Event 3: xtine burrough
| A screenshot of xtine burrough and Margaretha Haughwout |
I attended an event with xtine burrough, and I learned a lot regarding connections between art and technology. burrough immerses audiences through the connections between media art, remix, and digital poetry and through art as a tool for examining the boundaries between technology and humans (“xtine burrough”). She is a Professor and Area Head in the School of Arts, Technology, and Emerging Communication at UT Dallas and also an author who has written, edited, and co-edited many books (“xtine burrough”).
| A photo of the cover of Art as Social Practice: Technologies for Change (“Art As Social Practice: Technologies for Change”) |
burrough discussed her books, Net Works: Case Studies in Web Art and Design and Art as Social Practice: Technologies for Change, and their meanings to her, others and the realms of art and technology (burrough). It was fascinating to hear directly from her and the other authors about the books. In Art as Social Practice: Technologies for Change, she told us about how artists raise consciousness and create social change through new technologies, creative practices and art (burrough). She said she wrote the introduction in the style of an interview, and the idea stems from her other work Net Works: Case Studies in Web Art and Design.

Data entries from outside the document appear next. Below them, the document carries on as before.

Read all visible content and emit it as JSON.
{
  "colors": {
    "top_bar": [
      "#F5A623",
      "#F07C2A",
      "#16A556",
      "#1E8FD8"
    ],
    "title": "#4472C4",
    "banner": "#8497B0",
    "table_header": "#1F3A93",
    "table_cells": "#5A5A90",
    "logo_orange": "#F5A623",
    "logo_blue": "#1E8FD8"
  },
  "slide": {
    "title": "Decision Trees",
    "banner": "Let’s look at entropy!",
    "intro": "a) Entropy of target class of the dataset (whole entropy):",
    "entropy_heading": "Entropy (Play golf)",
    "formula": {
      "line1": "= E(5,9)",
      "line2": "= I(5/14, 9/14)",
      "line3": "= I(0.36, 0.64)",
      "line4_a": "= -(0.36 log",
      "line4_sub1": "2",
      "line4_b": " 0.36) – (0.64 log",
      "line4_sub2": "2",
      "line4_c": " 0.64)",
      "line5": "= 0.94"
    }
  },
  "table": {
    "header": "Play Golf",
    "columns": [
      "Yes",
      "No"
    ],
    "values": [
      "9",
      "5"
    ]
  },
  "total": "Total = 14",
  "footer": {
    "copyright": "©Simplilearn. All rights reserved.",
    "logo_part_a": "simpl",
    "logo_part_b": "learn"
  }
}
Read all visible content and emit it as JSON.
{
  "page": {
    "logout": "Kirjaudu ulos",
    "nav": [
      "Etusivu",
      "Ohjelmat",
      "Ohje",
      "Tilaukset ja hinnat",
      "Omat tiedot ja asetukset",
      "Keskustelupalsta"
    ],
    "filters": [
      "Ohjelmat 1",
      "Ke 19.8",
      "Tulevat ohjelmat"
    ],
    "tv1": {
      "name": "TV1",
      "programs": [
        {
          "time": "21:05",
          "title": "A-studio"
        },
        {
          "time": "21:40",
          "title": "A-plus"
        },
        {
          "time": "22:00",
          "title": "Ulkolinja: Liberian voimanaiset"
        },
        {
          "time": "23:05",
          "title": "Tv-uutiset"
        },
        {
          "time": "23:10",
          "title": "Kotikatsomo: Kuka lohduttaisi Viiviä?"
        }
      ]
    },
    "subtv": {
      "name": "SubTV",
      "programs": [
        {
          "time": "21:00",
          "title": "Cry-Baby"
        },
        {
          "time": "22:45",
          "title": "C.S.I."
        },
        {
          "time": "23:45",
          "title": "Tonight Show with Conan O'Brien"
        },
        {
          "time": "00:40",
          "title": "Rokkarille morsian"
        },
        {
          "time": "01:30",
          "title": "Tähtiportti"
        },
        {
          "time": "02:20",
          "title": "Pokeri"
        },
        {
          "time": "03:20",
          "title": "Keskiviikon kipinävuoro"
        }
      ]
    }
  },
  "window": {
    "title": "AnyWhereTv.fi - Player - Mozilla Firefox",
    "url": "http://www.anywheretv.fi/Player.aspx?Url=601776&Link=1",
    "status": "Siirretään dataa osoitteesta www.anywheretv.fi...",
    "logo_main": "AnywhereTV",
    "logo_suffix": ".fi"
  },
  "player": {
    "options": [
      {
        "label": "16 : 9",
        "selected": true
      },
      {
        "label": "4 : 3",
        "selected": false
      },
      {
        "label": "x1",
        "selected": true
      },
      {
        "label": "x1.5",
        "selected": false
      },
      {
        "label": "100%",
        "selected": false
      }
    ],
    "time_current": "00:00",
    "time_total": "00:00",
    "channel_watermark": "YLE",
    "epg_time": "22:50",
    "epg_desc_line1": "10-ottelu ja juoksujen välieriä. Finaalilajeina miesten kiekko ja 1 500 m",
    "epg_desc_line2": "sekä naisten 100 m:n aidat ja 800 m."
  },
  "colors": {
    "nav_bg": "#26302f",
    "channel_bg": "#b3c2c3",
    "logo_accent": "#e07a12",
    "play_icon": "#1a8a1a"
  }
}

| “Syntonic Refuge” from LabSynthE (“Portfolio: LabSynthE”) |
To begin her discussion of art for social change, she showed a view of G. Roy Levin, the founder of Vermont College of Fine Arts, where he discussed being open, collaboration, and artists responding to their communities (Vermont College of Fine Arts). She said she uses this advice and education in her approach to create art invested in a social domain and transformation (burrough). In regard to art-based research, burrough thinks about art as both a creative practice and a scholarly production. Through making the work, she becomes motivated and curious to do further research, ask more questions, and learn how different fields intersect. She also covered her project called LabSynthE, where she creates synthetic and electronic poetry (“Practice: LabSynthE”).
Haughwout’s “After Life (We Survive)” (Tagle) |
Margaretha Haughwout, a co-author of Art as Social Practice: Technologies for Change, spoke about the Coven Intelligence Program, a techno-botanical program that aims to combine technologies and connections between witches, plants, and machines (“Coven Intelligence Program”). In this unique collaborative form, she said, “We implicate ourselves in specific histories, ecologies and certain magical practices.” She also discussed an exhibition called “After Life (We Survive),” involving a ritual with a sphere that works between time and space; it is part of “circle casting” or “sphere casting.” She also converted the written word into binary and created a pattern, which is pictured below.
| Haughwout showing us her written word transformed into binary |
| My Zoom Registration |
Works Cited
“Art As Social Practice: Technologies for Change.” xtine burrough,http://www.missconceptions.net/index.html#projects. Accessed 20 May 2022.
“Coven Intelligence Program.” YBCA, 9 November 2020,
https://ybca.org/after-life-coven-intelligence-program/. Accessed 20 May 2022.
“Portfolio: LabSynthE.” UT Dallas Research Labs,
https://labs.utdallas.edu/labsynthe/portfolio/. Accessed 20 May 2022.
“Practice: LabSynthE.” UT Dallas Research Labs,
https://labs.utdallas.edu/labsynthe/practice/. Accessed 20 May 2022.
Tagle, Thea Quiray. “Margaretha Haughwout.” YBCA, 21 December 2020,https://ybca.org/artist/margaretha-haughwout/. Accessed 20 May 2022.
Vermont College of Fine Arts. “G. Roy Levin talks the MFA in Visual Art at VCFA.” YouTube, 28 January 2015,
https://www.youtube.com/watch?v=izzJb5PEx7s. Accessed 20 May 2022.
burrough, xtine. (2022). “Art as Social Practice." DESMA 9. Guest lecture at UCLA, Los Angeles, CA, May 18, 2022.